Brasília (DF) – Brasília inicia o mês de agosto com corredores silenciosos. O fim do recesso parlamentar, nesta segunda-feira (3), não será suficiente para trazer deputados e senadores de volta às cabines de votação de imediato. Sob o peso da campanha eleitoral de 2026, o tradicional esvaziamento do Legislativo em anos de eleição falou mais alto, deixando a Câmara dos Deputados e o Senado Federal sem qualquer sessão plenária deliberativa agendada para esta primeira semana.

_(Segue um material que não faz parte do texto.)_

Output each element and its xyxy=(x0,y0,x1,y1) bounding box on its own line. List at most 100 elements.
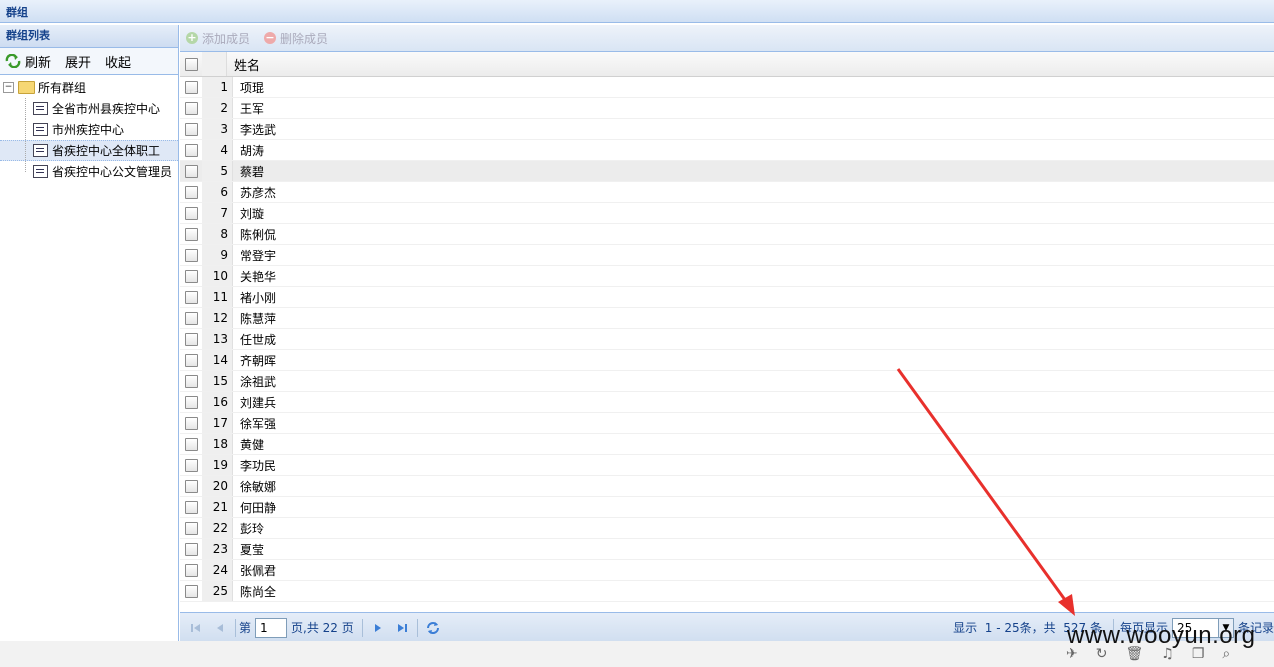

Trata-se de um esvaziamento calculado. Os presidentes das duas Casas fecharam um acordo para limitar o trabalho presencial em Brasília a apenas duas semanas de esforço concentrado. A primeira rodada de votações acontecerá entre os dias 10 e 14 de agosto; a segunda está marcada para o período de 31 de agosto a 3 de setembro. Fora dessas janelas, as decisões de plenário devem ficar congeladas até que se definam os rumos das eleições gerais de outubro.
Projetos parados e pressão do governo
Apesar da paralisia temporária, a lista de pendências acumuladas é extensa e complexa. Entre os temas que aguardam uma definição está a Proposta de Emenda à Constituição (PEC) que propõe o fim da escala de trabalho 6×1. O texto segue parado na mesa do presidente do Senado, Davi Alcolumbre (União-AP), que ainda não deu indicativos de quando enviará a matéria para a Comissão de Constituição e Justiça (CCJ). O Palácio do Planalto pressiona para votar o tema antes das eleições, enquanto a oposição articula uma proposta alternativa para tentar manter o modelo atual de jornada.
Outro ponto de desgaste político é a PEC da Segurança Pública. Aprovada na Câmara, a medida aguarda a análise dos senadores. O presidente Luiz Inácio Lula da Silva tem cobrado Alcolumbre publicamente para acelerar a tramitação. Há ainda no Senado a expectativa de votar o projeto de lei que regula a exploração de minerais críticos, que já recebeu o aval dos deputados federais.
No campo financeiro, a agenda é igualmente desafiadora. Os parlamentares precisam votar o projeto da Lei de Diretrizes Orçamentárias (LDO) e aguardam o envio, por parte do governo federal, do projeto da Lei Orçamentária Anual (LOA) de 2027, cujo prazo final de entrega é o dia 31 de agosto.
A fila de vetos e debates setoriais
O maior obstáculo para destravar as votações é a fila de 87 vetos presidenciais que trancam a pauta do Congresso. Na lista de impasses estão trechos da regulamentação da reforma tributária, o Estatuto do Pantanal, as diretrizes orçamentárias de 2026 e o marco regulatório do setor elétrico. Também aguarda análise o veto integral à Lei da Dosimetria, que propõe reduzir as penas dos condenados pelos atos de 8 de janeiro.
Propostas que ganharam força nos meses anteriores também seguem sem desfecho, como o projeto de lei da misoginia, focado na criminalização da discriminação contra mulheres, e o marco legal da Inteligência Artificial. Este último projeto é tratado como prioridade pelo presidente da Câmara, deputado Hugo Motta (Republicanos-PB), mas ainda não encontrou caminho livre para o plenário.
Agenda de debates e sessões solenes
Enquanto os grandes debates políticos não começam, os plenários funcionarão em ritmo de homenagem. Nesta terça-feira (4), a Câmara realiza sessão solene em homenagem à fundação da Assembleia de Deus – Ministério de Madureira. No Senado, a única previsão de plenário é na sexta-feira (7), com uma sessão dedicada à campanha Agosto Lilás, voltada ao combate à violência contra a mulher.
O trabalho técnico ficará restrito a poucas comissões. Na quarta-feira (5), a Comissão Mista de Orçamento (CMO) realiza audiência pública para discutir o financiamento da educação infantil. Já nesta segunda-feira (3), a Comissão de Direitos Humanos (CDH) do Senado abre espaço para debater a campanha Agosto Dourado, voltada ao incentivo ao aleitamento materno.